Monday, September 10, 2018

Dinesh Kamath's Editorial 'Will the IPPB enterprise succeed?' that was published in Newsband


Will the IPPB enterprise succeed?
Prime Minister Narendra Modi launched the India Post Payments Bank (IPPB). The government-owned payments bank will be able to accept deposits of up to ₹1 lakh from customers but without the rights to use these funds to advance risky loans at higher interest rates.
The primary rationale behind the public payments bank idea is to help in the government’s goal of achieving financial inclusion by providing savings, remittance, and payments services to the rural and unorganised sectors of the economy. The postal system has a wide network of branches across India. There are 155,000 post offices in the country.
The IPPB promises to pay an interest rate of 4% to its savings account customers. The IPPB is also likely to face stiff competition from private companies, which are far more customer-friendly compared to the government-owned behemoths.

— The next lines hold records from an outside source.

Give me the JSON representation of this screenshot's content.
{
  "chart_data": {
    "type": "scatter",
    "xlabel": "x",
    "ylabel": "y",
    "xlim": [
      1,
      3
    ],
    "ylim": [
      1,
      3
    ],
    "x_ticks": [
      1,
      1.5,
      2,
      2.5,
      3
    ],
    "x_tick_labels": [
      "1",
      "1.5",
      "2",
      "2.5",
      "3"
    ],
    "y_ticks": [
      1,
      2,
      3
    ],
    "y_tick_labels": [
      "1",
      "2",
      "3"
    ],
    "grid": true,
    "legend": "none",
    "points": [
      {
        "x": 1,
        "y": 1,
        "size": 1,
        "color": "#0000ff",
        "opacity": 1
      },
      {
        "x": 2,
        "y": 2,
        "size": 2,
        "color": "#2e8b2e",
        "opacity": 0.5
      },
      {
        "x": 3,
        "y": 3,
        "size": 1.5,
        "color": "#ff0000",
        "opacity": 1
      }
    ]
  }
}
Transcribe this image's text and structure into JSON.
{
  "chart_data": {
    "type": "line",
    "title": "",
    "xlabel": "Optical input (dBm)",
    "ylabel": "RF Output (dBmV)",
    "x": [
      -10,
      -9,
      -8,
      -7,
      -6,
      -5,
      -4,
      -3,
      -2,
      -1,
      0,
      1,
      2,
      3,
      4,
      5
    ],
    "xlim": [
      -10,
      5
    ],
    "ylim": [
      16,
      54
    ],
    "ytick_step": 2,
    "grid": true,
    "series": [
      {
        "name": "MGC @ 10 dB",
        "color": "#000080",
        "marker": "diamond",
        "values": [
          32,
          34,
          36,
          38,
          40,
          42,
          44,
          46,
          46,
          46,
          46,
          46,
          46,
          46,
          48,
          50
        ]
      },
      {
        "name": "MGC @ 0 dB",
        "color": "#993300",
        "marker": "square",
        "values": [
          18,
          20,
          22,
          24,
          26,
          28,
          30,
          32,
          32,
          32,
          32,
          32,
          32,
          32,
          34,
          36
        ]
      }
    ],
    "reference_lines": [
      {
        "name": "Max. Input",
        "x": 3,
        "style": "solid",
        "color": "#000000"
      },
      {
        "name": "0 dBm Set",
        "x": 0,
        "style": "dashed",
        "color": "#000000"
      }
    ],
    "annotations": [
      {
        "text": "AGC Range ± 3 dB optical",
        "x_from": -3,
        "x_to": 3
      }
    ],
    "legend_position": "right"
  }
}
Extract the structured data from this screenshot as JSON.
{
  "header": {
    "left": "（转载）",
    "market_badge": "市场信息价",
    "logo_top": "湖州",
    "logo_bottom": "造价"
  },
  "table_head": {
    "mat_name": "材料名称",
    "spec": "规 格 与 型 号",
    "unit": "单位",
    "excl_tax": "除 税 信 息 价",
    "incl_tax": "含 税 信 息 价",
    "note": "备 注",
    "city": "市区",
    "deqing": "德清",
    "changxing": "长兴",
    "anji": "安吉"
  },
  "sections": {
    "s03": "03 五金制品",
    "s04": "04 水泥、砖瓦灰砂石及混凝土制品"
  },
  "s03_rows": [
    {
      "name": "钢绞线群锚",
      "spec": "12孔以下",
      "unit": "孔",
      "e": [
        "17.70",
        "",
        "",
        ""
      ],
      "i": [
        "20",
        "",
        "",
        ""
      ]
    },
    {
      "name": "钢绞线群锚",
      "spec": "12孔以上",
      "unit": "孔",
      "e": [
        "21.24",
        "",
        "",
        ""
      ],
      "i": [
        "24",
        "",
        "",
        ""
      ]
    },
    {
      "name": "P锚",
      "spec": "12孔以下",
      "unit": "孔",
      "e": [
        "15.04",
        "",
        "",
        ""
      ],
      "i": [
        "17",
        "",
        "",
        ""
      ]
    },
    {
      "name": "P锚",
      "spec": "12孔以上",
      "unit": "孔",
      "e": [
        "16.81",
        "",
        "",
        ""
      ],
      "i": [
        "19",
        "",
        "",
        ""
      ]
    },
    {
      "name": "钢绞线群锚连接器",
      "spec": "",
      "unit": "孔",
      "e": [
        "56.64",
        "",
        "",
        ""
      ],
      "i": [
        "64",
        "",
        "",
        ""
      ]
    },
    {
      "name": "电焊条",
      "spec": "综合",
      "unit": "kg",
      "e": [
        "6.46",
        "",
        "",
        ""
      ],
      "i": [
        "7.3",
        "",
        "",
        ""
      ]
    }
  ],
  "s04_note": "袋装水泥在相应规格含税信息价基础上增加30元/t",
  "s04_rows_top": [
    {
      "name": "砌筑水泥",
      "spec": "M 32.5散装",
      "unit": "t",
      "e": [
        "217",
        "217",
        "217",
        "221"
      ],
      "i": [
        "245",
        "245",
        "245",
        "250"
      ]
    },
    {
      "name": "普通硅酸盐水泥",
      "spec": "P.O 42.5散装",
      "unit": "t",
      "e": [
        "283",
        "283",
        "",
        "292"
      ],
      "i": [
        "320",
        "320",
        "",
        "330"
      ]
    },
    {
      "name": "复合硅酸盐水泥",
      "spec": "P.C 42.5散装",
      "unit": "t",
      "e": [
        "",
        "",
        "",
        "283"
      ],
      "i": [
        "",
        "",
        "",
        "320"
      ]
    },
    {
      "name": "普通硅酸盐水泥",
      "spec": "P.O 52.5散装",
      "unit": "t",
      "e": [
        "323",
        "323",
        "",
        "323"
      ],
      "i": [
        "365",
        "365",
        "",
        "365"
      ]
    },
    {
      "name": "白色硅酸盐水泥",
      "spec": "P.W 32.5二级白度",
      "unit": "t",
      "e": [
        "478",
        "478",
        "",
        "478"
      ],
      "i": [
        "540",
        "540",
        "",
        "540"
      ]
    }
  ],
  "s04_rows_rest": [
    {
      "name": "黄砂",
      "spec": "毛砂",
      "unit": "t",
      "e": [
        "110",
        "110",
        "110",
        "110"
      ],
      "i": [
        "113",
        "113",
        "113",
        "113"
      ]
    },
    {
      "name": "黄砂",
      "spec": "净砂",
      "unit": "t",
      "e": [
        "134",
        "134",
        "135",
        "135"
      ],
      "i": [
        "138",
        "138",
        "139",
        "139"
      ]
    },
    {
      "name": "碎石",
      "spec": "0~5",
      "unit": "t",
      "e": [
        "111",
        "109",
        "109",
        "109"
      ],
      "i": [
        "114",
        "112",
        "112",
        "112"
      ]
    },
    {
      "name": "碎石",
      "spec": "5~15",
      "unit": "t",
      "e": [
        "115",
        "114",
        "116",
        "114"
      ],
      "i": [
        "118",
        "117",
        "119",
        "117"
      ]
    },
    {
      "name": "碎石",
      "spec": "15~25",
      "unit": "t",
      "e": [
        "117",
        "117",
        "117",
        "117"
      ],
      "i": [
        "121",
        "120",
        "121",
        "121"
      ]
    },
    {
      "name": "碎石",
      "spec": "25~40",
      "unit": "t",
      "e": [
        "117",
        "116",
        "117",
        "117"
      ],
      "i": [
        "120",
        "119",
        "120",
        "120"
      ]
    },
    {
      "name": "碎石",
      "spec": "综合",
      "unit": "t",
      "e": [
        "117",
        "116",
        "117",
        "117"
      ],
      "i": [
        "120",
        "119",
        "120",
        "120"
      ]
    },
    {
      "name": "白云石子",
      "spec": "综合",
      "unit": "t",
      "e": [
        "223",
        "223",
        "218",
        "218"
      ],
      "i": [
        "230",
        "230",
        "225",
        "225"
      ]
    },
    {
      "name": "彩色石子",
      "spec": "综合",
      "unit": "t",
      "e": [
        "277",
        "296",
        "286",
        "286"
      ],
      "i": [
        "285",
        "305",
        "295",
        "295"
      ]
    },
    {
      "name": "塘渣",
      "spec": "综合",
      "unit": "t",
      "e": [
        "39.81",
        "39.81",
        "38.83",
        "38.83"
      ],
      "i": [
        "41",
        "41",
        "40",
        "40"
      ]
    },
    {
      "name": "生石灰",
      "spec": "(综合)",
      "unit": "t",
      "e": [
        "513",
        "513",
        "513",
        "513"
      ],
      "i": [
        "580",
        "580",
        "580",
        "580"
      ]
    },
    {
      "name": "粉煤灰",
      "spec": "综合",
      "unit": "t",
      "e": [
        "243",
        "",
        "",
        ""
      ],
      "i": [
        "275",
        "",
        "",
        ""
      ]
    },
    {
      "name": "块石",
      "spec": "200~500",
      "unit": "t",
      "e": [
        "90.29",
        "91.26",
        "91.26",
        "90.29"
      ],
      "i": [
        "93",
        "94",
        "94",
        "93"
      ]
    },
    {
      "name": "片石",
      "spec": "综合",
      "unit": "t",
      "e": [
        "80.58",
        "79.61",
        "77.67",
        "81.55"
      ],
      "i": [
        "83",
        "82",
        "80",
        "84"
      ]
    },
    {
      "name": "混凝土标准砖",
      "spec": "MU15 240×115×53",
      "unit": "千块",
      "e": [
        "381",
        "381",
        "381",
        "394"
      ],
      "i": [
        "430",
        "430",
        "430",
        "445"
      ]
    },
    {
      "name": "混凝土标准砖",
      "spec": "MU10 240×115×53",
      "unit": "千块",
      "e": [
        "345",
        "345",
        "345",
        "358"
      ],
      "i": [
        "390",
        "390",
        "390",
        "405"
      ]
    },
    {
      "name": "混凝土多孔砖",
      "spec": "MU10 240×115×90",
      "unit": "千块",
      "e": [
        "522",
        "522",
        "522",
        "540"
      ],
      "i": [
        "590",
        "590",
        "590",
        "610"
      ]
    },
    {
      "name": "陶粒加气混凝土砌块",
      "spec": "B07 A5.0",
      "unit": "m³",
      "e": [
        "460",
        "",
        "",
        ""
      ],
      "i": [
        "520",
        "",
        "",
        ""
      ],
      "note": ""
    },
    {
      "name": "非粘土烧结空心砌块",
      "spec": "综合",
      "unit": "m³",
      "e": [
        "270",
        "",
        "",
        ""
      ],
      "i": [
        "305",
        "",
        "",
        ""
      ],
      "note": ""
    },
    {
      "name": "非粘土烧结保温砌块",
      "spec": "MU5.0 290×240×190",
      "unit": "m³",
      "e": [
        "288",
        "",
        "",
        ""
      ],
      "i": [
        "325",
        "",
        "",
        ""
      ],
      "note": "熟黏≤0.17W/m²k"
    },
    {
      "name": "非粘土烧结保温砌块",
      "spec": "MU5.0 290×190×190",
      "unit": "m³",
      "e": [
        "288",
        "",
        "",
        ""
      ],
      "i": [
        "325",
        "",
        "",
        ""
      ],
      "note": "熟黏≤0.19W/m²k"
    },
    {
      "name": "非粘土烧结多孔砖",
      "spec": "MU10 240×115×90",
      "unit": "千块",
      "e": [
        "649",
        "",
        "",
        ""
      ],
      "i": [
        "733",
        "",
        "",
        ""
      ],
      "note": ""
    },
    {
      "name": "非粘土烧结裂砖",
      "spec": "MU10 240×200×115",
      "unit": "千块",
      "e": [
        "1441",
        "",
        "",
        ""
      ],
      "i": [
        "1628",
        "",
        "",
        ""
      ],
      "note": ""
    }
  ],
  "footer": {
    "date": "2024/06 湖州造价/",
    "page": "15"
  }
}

The core strength of IPPB lies in its humongous reach across the country. It will certainly have an edge over other private players in rural areas, where it has 1.39 lakh post offices. However, the real success will depend on the way the organisation actually delivers the services. Reskilling huge number of postmen to enable them to deliver financial services through smart phones, terminals will be a challenge.
Also, Jan-Dhan Yojana succeeded in creating 30 crore bank accounts, large section of which was from these rural areas; so do we expect these people to open a new account now?
Possibilities are boundless for IPPB. It should enter e-commerce business in future, utilizing its century old experience of delivering posts/articles and emerging technologies.
Private entities look at customer as king and ensure speedy & effective services are rendered to their customers. This is a point to be considered by IPPB along with revenue generation.
One of the advantage of the Postal Dept. managing the services of postal payment bank is that it mostly corruption free. That is a welcome feature.
With the launch of the IPPB, the current central government has really taken a venturesome effort towards the financial inclusion of the rural and unorganised sectors' people. It’s a nice initiative by the government. It will surely help the rural population and increase revenues for the postal department.
we have paytm, airtel, etc payment banks but there is very less participation from rural areas as there is less faith on private entities and lack of awareness about online transactions. India’s post payment bank payment bank is government entity so rural people participation will be more and also it is operates by post office so postmen can help uneducated people in rural areas and also it is offering 4 % interest rate and having the option of online mode; so people from remote places can participate. It is the game changer in financial inclusiveness.